News - Presiden Joko Widodo (Jokowi) melantik tiga menteri baru di akhir masa kepemimpinannya. Menteri Energi dan Sumber Daya Mineral (ESDM), Bahlil Lahadalia, dan Menteri Investasi/Kepala Badan Koordinasi Penanaman Modal (BKPM), Rosan Roeslani, yang jadinya hanya bekerja selama kurang lebih dua bulan. Terbaru, Jokowi juga melantik Menteri Sosial (Mensos), Saifullah Yusuf atau Gus Ipul, dengan masa kerja kurang lebih sebulan.

Pakar Kebijakan Publik dan Ekonom UPN Veteran Jakarta, Achmad Nur Hidayat, menilai keputusan pergantian kabinet atau reshuffle di akhir masa jabatan Jokowi ini tak efektif untuk melanjutkan atau bahkan menuntaskan program yang ada di masing-nasing Kementerian. Sebaliknya, keputusan prerogratif Presiden itu justru merupakan pemborosan anggaran.

"Reshuffle ini tidak hanya tidak efektif, tetapi juga memboroskan anggaran negara. Bahkan dpat menimbulkan kesan bahwa penggantian menteri dilakukan untuk kepentingan pribadi, bukan untuk kepentingan negara," kata dia, saat dihubungi Tirto, Kamis (11/9/2024).

Bagaimana tidak, meski hanya bekerja selama 1-2 bulan, para Menteri tersebut akan mendapat gaji serta uang pensiun seumur hidup. Ini sesuai dengan ketentuan dalam Pasal 10 Peraturan Pemerintah (PP) Nomor 50 Tahun 1980 tentang Hak Keuangan/Administratif Menteri Negara dan Bekas Menteri Negara Serta Janda/Dudanya. Pada baleid itu disebutkan, menteri negara yang berhenti dengan hormat dari jabatannya berhak menerima pensiunan.

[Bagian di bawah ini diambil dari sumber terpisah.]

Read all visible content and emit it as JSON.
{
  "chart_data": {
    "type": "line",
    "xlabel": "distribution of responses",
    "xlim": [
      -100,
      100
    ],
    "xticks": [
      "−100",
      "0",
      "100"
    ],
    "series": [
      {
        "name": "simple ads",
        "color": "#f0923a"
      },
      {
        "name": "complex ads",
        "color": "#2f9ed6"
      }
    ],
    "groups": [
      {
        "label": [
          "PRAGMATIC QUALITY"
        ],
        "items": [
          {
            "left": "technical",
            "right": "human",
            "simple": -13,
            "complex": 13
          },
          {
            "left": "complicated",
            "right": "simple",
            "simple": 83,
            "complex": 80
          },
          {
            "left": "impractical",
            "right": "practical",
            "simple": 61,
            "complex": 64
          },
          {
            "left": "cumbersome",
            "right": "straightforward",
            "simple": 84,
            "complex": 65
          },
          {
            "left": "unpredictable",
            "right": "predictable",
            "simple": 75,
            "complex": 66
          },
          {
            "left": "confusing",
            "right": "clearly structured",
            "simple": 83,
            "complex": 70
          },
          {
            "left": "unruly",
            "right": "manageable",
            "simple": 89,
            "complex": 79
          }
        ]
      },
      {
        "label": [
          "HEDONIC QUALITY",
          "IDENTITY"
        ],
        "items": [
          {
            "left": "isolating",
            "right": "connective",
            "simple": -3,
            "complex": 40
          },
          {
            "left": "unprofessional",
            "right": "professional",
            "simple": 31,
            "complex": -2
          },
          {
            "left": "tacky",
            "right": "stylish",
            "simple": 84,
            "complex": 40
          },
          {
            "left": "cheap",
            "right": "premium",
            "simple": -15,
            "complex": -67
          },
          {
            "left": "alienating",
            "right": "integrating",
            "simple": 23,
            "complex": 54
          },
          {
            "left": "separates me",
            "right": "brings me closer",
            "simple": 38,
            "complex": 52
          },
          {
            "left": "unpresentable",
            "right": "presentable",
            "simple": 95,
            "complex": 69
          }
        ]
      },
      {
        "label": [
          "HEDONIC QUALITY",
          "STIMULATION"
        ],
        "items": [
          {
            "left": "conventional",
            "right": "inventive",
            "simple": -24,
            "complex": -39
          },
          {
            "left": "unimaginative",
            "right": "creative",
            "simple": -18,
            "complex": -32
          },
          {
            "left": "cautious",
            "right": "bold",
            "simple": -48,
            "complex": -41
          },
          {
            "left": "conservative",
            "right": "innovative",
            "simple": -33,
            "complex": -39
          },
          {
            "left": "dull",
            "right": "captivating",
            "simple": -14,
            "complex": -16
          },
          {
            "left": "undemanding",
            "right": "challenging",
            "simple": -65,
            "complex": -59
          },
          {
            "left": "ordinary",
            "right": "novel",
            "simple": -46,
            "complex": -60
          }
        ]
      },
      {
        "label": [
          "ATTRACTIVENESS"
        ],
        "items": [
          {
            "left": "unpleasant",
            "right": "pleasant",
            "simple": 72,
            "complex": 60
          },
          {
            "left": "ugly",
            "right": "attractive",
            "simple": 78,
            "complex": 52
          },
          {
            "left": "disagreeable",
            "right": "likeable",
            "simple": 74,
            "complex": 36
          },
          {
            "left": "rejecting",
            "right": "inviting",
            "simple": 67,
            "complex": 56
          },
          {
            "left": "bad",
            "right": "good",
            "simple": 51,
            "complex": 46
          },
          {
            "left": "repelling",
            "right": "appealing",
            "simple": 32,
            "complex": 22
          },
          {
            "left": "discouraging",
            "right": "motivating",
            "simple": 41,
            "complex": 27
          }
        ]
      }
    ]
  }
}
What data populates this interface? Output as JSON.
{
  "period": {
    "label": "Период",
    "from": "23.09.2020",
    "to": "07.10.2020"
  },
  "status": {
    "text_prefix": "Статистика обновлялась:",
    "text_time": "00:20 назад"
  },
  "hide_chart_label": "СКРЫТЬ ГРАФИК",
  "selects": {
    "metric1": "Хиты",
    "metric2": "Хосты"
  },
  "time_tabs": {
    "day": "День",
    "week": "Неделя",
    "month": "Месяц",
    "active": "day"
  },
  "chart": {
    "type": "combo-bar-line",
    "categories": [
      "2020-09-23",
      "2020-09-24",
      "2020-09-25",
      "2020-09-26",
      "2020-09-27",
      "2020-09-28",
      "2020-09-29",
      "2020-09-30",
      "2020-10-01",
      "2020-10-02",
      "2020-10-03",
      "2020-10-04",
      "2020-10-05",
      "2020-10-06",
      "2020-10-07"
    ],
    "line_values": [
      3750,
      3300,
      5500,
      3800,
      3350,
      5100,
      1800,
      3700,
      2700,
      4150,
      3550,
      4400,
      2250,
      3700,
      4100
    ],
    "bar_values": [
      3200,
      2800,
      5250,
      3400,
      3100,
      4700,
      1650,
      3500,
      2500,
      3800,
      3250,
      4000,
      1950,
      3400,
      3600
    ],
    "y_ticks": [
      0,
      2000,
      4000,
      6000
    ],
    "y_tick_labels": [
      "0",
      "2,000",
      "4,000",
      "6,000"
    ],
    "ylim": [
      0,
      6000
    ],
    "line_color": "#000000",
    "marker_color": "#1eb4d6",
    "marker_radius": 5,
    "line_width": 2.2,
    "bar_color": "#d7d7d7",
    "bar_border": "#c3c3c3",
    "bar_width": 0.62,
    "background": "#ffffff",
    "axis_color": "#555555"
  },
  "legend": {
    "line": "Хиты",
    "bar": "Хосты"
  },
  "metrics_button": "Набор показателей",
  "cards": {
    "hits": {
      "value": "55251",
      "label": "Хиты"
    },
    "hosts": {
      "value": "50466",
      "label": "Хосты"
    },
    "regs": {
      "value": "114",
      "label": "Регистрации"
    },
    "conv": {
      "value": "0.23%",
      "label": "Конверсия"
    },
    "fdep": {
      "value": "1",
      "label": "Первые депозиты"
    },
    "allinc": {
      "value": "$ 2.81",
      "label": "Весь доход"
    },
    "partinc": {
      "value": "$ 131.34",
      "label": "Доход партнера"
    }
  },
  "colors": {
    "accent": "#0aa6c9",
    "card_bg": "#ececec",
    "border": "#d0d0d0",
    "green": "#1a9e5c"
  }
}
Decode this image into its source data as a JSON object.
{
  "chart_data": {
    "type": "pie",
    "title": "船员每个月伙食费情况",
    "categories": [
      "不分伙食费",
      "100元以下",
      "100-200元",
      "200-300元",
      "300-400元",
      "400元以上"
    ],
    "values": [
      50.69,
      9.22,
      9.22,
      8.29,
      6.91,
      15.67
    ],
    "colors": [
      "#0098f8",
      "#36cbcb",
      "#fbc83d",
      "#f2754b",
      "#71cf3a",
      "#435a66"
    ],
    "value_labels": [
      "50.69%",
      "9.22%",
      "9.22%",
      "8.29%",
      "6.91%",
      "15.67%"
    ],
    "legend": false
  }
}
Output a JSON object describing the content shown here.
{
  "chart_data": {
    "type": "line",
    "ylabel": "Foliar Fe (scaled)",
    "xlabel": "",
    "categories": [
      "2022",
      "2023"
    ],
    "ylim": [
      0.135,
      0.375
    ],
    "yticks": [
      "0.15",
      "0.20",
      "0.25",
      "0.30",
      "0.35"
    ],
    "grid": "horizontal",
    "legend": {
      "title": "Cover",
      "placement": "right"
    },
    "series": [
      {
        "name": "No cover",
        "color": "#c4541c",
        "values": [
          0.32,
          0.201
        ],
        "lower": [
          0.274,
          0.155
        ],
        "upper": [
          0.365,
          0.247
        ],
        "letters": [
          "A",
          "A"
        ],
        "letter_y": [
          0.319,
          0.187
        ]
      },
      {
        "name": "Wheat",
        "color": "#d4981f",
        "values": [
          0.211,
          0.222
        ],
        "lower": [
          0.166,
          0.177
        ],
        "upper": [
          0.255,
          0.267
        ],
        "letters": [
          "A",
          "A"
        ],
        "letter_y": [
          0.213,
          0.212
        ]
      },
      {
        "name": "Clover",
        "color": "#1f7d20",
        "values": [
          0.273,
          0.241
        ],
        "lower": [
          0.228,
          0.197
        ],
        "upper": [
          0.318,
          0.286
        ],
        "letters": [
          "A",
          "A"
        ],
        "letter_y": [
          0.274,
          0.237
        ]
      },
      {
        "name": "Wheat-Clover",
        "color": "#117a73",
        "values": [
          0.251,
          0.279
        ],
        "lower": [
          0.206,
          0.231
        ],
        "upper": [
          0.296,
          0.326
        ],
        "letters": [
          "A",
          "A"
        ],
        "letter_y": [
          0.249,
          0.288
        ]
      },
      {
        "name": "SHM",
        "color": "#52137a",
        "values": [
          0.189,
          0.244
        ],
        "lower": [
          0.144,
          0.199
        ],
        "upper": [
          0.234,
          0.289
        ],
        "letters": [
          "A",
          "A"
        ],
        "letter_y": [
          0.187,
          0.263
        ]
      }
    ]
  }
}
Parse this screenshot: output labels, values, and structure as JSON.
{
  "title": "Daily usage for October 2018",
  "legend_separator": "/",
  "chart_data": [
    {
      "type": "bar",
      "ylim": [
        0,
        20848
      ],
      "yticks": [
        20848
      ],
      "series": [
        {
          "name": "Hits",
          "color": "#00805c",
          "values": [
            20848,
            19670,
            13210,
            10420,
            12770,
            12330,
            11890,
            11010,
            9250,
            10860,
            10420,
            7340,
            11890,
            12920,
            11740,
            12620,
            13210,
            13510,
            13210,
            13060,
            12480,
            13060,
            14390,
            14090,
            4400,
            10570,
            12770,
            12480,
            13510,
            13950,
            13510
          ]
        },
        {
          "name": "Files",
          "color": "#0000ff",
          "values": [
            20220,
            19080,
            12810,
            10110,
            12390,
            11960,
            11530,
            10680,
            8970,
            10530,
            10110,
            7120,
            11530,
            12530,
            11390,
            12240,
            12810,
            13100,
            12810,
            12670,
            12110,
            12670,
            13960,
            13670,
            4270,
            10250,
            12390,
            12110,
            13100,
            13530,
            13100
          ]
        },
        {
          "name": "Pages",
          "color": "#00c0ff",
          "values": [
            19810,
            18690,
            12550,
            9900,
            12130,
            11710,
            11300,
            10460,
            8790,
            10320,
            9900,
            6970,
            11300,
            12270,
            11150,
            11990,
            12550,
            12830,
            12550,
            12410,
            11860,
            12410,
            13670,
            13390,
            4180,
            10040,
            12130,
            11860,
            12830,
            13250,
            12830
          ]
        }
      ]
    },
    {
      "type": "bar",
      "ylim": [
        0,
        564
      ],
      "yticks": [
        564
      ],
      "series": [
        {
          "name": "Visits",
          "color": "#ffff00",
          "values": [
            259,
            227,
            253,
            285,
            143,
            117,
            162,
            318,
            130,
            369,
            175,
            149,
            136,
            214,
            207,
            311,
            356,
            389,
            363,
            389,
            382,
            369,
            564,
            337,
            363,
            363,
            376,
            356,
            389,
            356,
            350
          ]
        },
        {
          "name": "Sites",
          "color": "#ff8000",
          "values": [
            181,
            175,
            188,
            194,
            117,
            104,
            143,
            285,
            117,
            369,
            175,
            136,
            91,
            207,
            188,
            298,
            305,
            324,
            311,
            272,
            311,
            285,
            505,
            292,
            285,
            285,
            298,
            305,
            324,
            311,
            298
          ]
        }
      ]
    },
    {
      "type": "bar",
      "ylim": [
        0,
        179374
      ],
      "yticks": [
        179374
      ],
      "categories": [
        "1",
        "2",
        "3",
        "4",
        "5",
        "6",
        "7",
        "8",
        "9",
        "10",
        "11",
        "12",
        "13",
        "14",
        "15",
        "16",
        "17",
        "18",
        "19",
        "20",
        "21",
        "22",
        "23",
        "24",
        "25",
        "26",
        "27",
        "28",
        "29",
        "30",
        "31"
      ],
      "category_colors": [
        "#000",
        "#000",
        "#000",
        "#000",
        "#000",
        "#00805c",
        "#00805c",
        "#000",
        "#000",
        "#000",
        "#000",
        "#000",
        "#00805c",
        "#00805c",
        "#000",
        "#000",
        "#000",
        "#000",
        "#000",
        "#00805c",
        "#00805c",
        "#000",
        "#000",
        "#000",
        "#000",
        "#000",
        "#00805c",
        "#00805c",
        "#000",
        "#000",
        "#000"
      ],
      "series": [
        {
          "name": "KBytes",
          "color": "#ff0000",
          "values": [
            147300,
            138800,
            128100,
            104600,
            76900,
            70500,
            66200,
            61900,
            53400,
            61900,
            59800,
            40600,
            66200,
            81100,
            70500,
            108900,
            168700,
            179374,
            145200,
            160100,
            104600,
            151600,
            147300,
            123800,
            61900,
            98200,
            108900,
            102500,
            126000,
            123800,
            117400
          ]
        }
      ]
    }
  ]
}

"Langkah ini juga bisa menghemat anggaran negara yang semestinya tidak perlu dikeluarkan untuk pelantikan, pergantian staf, dan penyesuaian birokrasi lainnya," imbuh Achmad.

Dihubungi terpisah, Direktur Eksekutif Center of Economic and Law Studies (Celios), Bhima Yudhistira mengatakan, uang negara yabg dikucurkan untuk pembayaran tunjangan dan pensiunan para pejabat negara yang bekerja dalam waktu sangat singkat itu hanya waste resources alias belanja yang mubadzir.

Dia pun mengutip Pasal 11 PP Nomor 50 Tahun 1980 yang mengatur tentang besaran uang pensiun, yakni 1 persen dari dasar pensiun untuk tiap-tiap bulan masa jabatan. Besaran itu juga dengan ketentuan sekurang-kurangnya 6 persen dan sebanyak-banyaknya 75 persen dari dasar pensiun.

"Meski hanya 1-2 bulan menjabat, beban belanja negara untuk tunjangan dan hak pensiun menteri bisa dianggap wasted resources ya, belanja yang mubazir," ujar dia, kepada Tirto, Kamis (11/9/2024).

Menurut Bhima, keputusan pengangkatan Menteri-Menteri ini adalah hal yang tak tepat, ketika belanja pegawai saat ini telah mencapai RpRp460,8 triliun. Angka ini setara dengan 18 persen dari belanja pemerintah pusat.

Di saat ruang fiskal sempit, pemborosan anggaran dikhawatirkan akan semakin memperlebar defisit Anggaran Pendapatan dan Belanja Negara (APBN). “Jadi perlu pertimbangan belanja untuk tunjangan dan hak pensiun Menteri baru kelihatannya tidak jadi pertimbangan utama dalam reshuffle,” paparnya.